Bryan's challenge isn't math-specific but it could help a lot of math teachers. Our expectations for teacher collaboration exceed our opportunities, and changing this involves a lot of people and resources. In some countries there are limits to how many student contact hours a teacher can have because they are expected to be collaborating with or observing other teachers for several hours each day. What if we did that in the United States? We'd have to seriously rethink our resources. Suppose you currently teach six periods a day with about 24 students in each class. What if you only taught four periods with 36 students in each class, and you had the extra two periods to work with other teachers to ensure your instruction in those four periods was better? (For those of you who already have 36 students in your classes and are working out even larger classes in your heads, I'm sorry.) Or, instead of changing class sizes, what if salaries were lowered to accommodate the hiring of extra teachers?

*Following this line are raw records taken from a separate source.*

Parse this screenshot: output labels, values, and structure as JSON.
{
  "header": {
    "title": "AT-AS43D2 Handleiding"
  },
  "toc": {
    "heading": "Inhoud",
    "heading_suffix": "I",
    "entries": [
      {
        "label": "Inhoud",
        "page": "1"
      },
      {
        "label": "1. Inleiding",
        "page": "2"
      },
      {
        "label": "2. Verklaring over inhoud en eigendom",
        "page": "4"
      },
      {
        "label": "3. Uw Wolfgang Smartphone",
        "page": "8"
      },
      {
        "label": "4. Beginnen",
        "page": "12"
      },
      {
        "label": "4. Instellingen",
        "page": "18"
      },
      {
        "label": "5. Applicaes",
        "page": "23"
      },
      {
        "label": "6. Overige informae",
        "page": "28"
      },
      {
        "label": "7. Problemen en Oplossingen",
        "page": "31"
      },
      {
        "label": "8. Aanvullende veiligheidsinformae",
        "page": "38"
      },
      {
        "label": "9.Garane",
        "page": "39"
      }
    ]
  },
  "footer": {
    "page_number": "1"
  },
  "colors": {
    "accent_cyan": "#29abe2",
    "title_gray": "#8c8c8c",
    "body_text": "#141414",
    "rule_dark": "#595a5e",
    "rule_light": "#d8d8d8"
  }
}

While these questions suggest difficult choices, they do seem like questions that could be answered with adequate research, and maybe there exists some research already that could help us answer them. Still, research in education isn't always very effective at changing school cultures or how resources are allocated. I don't want to sound too pessimistic, but I'm thinking that Bryan's challenge is going to have to focus as much on understanding and developing cultures of collaboration amongst teachers as it would scheduling and resource allocations.

Parting Thoughts

While it may have been personally beneficial for me to put a couple thousand words into a grand challenge I thought about on my own, I realize that our best hopes for meeting a grand challenge come when we share and push each other's ideas. As a student of curriculum and instruction, I find much to like in Robert and Patrick's thoughts about curriculum and David and Bryan's thoughts about instruction. There's some really meaty stuff there.

I've also tried to think about what wasn't mentioned as a challenge. Nobody said, "I really think we need to better understand how students think about ratio/functions/number/proof/etc." While people are hard at work on such questions, I don't think there's any widespread perception that a lack of research in specific areas of student mathematical understanding is what is holding us back. (If there's a challenge I should be writing about, it's about the dissemination and use of this information.) I'm also happy to see that people weren't writing challenges involving new sets of academic standards. It's rather unfortunate that so much energy is being put into debating Common Core when it seems quite likely that standards account for little of the variability in student outcomes. We have a list of stuff we want students to learn. Fine. I'm ready to focus more of our efforts on the learning, not the list.

Lastly, to touch briefly on the challenge I hinted at near the top of this post, I didn't see any equity-focused grand challenges. I think I speak for Robert, Patrick, David, and Bryan when I say we all believe in achieving equitable participation and outcomes in mathematics education. Then again, we can't just say that and expect equity to come about by accident. There are elements of each challenge mentioned that could be used to promote equity, but it's going to take a more explicit focus than we've given it. In fact, maybe the first step is to significantly change the representation implied when I say "we." It seems simple enough, but privilege has a way of producing thoughts of "for" and "to" instead of "with," and that's a challenge for the kinds of people and organizations who pose challenges.